Layout Blocks Editor

The Layout Blocks editor widget shows a mesh section UV channel and has the tools necessary to create blocks manually and see previews of the automatically created blocks.

  • Manually created blocks will appear in yellow, and will contain a know to resize them.
  • The currently selected manually created blocks are shown in blue. They also have a context menu with additional properties when right-clicked. See the Advanced Properties section below for more information.
  • Automatically created blocks will appear in grey, and cannot be edited. If they contain a texture mask, it will be shown in red over the masked UV faces.

Blocks can be added and removed with the buttons in the toolbar. They can be selected by right clicking or dragging with the right button to do a rectangle selection.

The view can be zoomed with the mouse wheel, and panned by pressing the middle mouse button. A context menu that appears with right click contains an option to reset the view to the standard unit space 0,0 to 1,1 of the UV layout.

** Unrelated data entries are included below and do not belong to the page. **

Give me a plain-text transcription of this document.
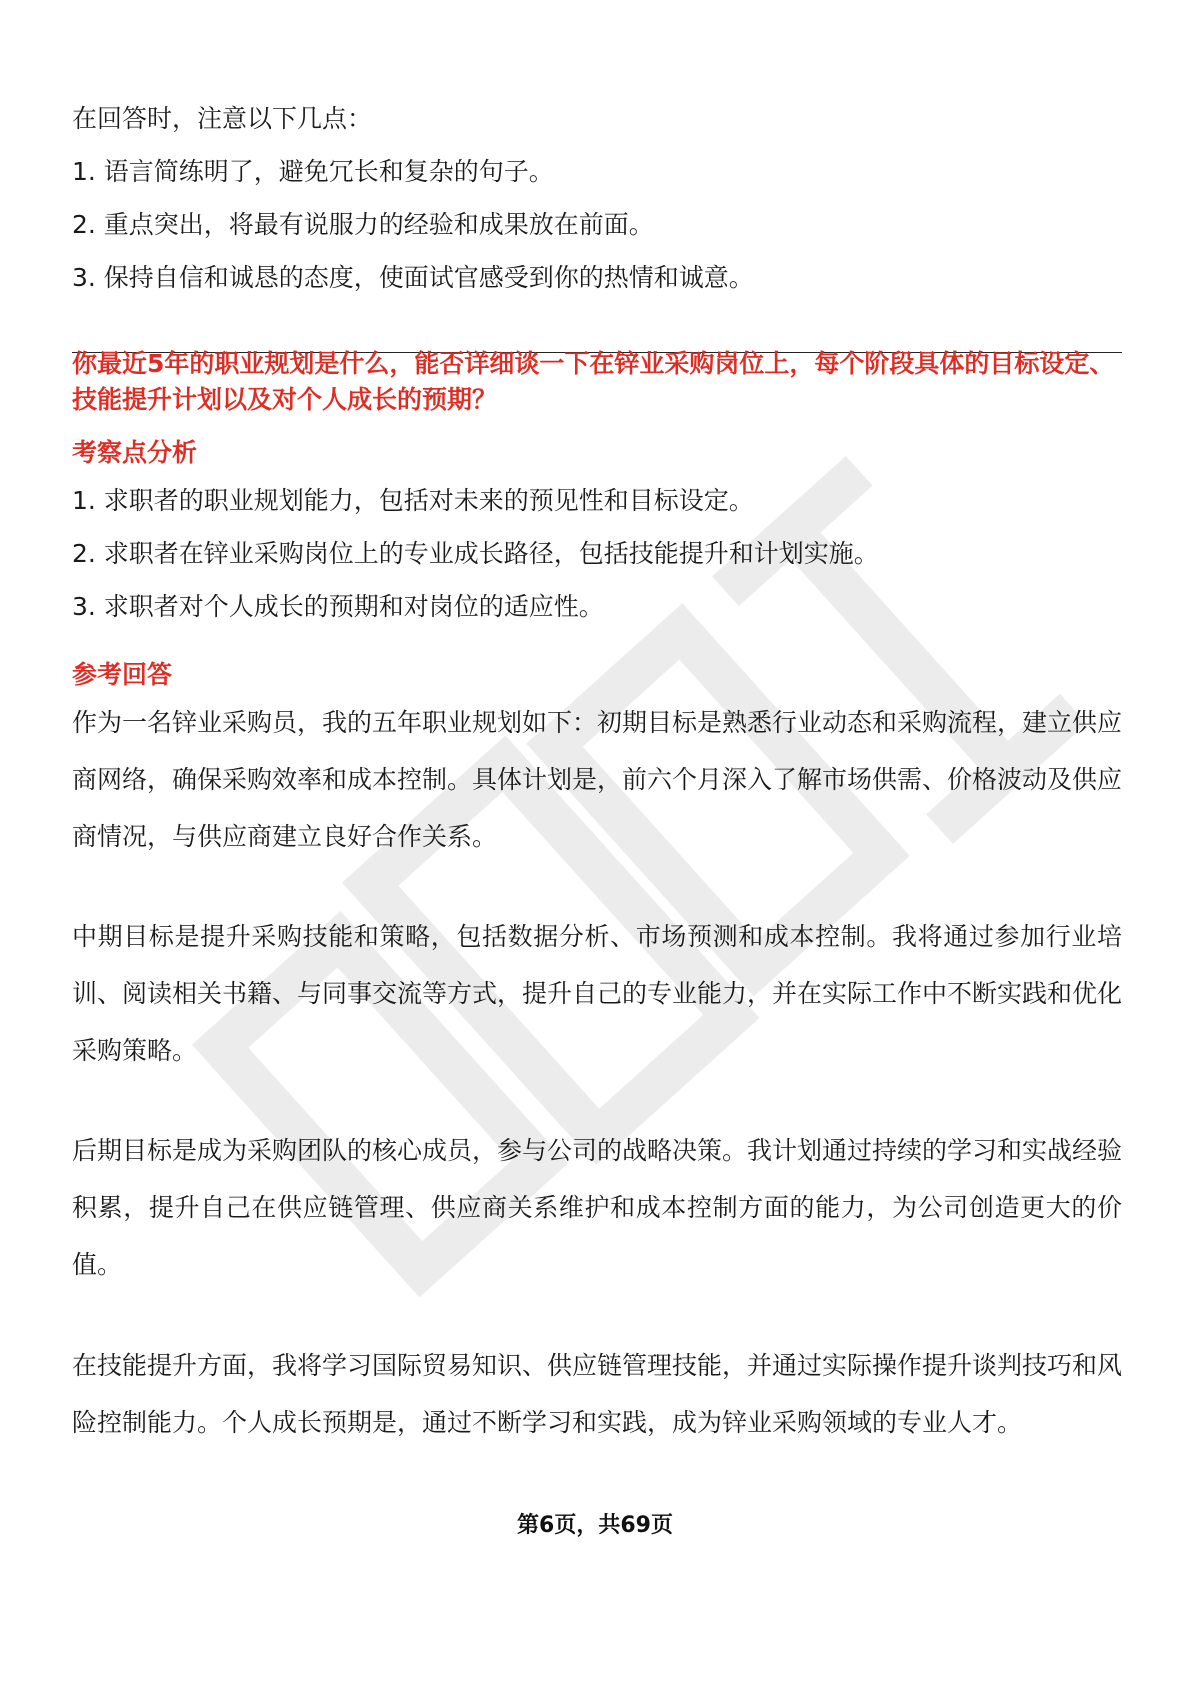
在回答时，注意以下几点：
1. 语言简练明了，避免冗长和复杂的句子。
2. 重点突出，将最有说服力的经验和成果放在前面。
3. 保持自信和诚恳的态度，使面试官感受到你的热情和诚意。
你最近5年的职业规划是什么，能否详细谈一下在锌业采购岗位上，每个阶段具体的目标设定、技能提升计划以及对个人成长的预期？
考察点分析
1. 求职者的职业规划能力，包括对未来的预见性和目标设定。
2. 求职者在锌业采购岗位上的专业成长路径，包括技能提升和计划实施。
3. 求职者对个人成长的预期和对岗位的适应性。
参考回答
作为一名锌业采购员，我的五年职业规划如下：初期目标是熟悉行业动态和采购流程，建立供应商网络，确保采购效率和成本控制。具体计划是，前六个月深入了解市场供需、价格波动及供应商情况，与供应商建立良好合作关系。
中期目标是提升采购技能和策略，包括数据分析、市场预测和成本控制。我将通过参加行业培训、阅读相关书籍、与同事交流等方式，提升自己的专业能力，并在实际工作中不断实践和优化采购策略。
后期目标是成为采购团队的核心成员，参与公司的战略决策。我计划通过持续的学习和实战经验积累，提升自己在供应链管理、供应商关系维护和成本控制方面的能力，为公司创造更大的价值。
在技能提升方面，我将学习国际贸易知识、供应链管理技能，并通过实际操作提升谈判技巧和风险控制能力。个人成长预期是，通过不断学习和实践，成为锌业采购领域的专业人才。
第6页，共69页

The context button on the selected blocks has options to delete or duplicate them.

Advanced properties

LOD Warning control

When using automatically generated LODs, some algorithms may move the UVs and may place some vertices outside a block from LOD 0 that was correct. For those cases Mutable can automatically move that vertex back into the block, but by default it will generate a warning. This warnings can be supressed with the following options:

  • Ignore Unassigned Vertices Warning : Ignore this error when compiling the asset.
  • First LOD to ignore : Ignore compilation warnings from the specified LOD on. Only relevant if the previous check is toggled.

Block Shrink Priorities

When using the Fixed packing strategy, some texture blocks may need to be shrunk to fit into the texture space. It is possible to specify which blocks to shrink first by setting blocks priorities. This can be done only for manually created blocks in the context menu that appears when they are selected and then right-clicked. The blocks with lower priority will be shrunk first.

Block Masks

For some layout operations it is interesting to specify the faces that should belong to a block by using a texture mask. This texture mask can be specified with the Block Mask option of the context menu of the selected block.